Spritze. Ich warte auf die Spritze. Die Bilder vom Emery zeigen mir so etwas wie eine Geröllhalde. Die Wirbel sind z.T. eingedrückt, die Bandscheiben gequetscht. Der Druck auf die Nerven nahm zu. Am Morgen konnte ich in den letzten Tagen fast nicht mehr stehen und gehen. Bis übermorgen sollte die Blutverdünnung so weit reduziert sein, dass eine Spritze gewagt werden kann. Tabletten und Tropfen halfen in der Zwischenzeit die Schmerzen zu reduzieren. Gut, dass es diese Mittel gibt und auch die erwartete Spritze in den Rücken. Die Sicht beim Röntgen ermöglicht eine genaue Platzierung. Der Rotkreuz-Fahrdienst wird mich ins Röntgeninstitut bringen. Dafür und für alle Hilfe bin ich sehr dankbar. Einschränkungen und Schmerzen zu ertragen fällt nicht leicht. Nun bin ich froh, bald eine Erleichterung erfahren zu dürfen. Wozu? Klar, zur Linderung der Schmerzen. Aber weiter gefasst, zum positiven Erleben des Lebens. Und doch ist das nicht alles. J. Ratzenböck sagte: „Der Sinn meines Lebens ist der Nächste“ - der Mitmensch, für den ich da bin, ja, gerne da bin.

Sonntag, 16. August 2020

Zeit - oder Verlust


Zeit - „Das Wertvollste im Leben ist die Zeit,“ notierte Bruce Lee. Ich stimme ihm weitgehend zu. Zeit ‚haben’ ist ein wertvolles Vermögen. Zeit mit guten Gegenübern teilen - vervielfacht die Zeit und ihren Wert. Verlorene Zeit ist das Gegenteil von gewonnener Zeit. Nun ist es nicht die Zeit an sich, nicht die Viertelstunde, gemessen mit der Uhr, nicht der Tag der Agenda, der Wert liegt im Inhalt der Zeit.
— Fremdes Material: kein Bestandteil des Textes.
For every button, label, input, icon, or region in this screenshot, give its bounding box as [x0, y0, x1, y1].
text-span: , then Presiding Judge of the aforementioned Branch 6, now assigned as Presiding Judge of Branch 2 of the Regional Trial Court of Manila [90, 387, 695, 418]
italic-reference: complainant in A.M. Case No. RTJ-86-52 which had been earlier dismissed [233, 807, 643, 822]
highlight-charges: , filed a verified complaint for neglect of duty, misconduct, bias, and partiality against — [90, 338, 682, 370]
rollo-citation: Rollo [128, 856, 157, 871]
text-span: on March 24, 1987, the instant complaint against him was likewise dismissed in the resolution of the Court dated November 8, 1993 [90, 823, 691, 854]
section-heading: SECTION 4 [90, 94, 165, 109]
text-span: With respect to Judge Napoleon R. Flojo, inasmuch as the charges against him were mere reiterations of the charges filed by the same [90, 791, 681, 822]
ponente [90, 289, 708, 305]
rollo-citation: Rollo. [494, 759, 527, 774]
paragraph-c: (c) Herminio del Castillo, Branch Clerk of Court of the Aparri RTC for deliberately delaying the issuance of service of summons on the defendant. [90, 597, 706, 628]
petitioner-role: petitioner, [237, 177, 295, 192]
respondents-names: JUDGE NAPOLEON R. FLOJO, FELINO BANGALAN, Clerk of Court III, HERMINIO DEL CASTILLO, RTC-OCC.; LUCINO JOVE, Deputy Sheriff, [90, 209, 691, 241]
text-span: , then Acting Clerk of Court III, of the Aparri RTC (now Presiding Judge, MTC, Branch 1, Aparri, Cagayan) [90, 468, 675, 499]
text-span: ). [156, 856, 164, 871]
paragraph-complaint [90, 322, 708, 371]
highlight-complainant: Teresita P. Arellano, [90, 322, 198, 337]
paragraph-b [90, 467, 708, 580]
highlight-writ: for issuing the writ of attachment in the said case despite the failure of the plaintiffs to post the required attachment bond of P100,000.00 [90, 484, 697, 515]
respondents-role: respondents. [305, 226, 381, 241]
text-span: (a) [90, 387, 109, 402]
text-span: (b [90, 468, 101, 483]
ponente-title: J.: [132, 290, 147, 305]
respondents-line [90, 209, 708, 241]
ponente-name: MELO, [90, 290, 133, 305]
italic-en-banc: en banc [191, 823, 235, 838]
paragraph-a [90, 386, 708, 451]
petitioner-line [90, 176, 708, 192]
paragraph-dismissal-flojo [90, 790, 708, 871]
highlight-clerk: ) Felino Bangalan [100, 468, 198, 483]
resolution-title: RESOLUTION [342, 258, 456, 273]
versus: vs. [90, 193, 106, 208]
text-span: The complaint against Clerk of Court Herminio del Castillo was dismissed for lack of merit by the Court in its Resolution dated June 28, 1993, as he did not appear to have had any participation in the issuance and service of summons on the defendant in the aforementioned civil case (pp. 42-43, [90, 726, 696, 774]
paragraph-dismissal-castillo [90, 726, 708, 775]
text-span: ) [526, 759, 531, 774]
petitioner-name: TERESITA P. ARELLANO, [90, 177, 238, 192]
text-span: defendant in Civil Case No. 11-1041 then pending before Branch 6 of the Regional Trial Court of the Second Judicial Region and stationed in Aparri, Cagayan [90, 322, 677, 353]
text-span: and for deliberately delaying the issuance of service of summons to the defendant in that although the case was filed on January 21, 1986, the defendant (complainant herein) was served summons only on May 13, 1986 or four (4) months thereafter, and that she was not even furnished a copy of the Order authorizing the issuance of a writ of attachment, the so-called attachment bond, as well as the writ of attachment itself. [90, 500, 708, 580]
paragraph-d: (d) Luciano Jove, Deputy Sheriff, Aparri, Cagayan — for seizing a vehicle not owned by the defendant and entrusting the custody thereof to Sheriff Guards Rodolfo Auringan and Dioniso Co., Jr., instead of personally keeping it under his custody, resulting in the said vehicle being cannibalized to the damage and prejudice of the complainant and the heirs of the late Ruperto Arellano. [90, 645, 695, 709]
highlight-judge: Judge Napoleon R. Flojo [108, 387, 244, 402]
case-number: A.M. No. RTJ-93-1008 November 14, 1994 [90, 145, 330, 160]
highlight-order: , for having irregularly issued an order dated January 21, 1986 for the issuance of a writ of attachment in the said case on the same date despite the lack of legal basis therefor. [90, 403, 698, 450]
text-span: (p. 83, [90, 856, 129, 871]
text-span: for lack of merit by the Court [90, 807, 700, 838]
Es sind die guten Erlebnisse, nicht mit Gold aufzuwiegenden Gespräche, die gemeinsame Arbeit, sie zeigen den Wert erlebter Zeit. Eine Bekannte wünschte sich zum Geburtstag „Zeit“, die miteinander erlebt werden darf.  War sie einsam? Erlebte sie, dass eine grosse Zahl von Leuten keine Garantie bedeuten für „das Wertvollste im Leben“. Zeit haben füreinander und miteinander macht die Zeit wertvoll. Natürlich kann auch die andere Dimension zum Wertvollsten führen: die stille Zeit, Zeit mit sich selber und - wie dieser Ausdruck auch verwendet wird - die Zeit mit Gott. Ein Gelehrter suchte eines Nachts Zeit bei Jesus zu verbringen. Er suchte das Gespräch mit ihm und er fand - das Wertvollste. Quelle: Johannes 3. Zeit - heute - für...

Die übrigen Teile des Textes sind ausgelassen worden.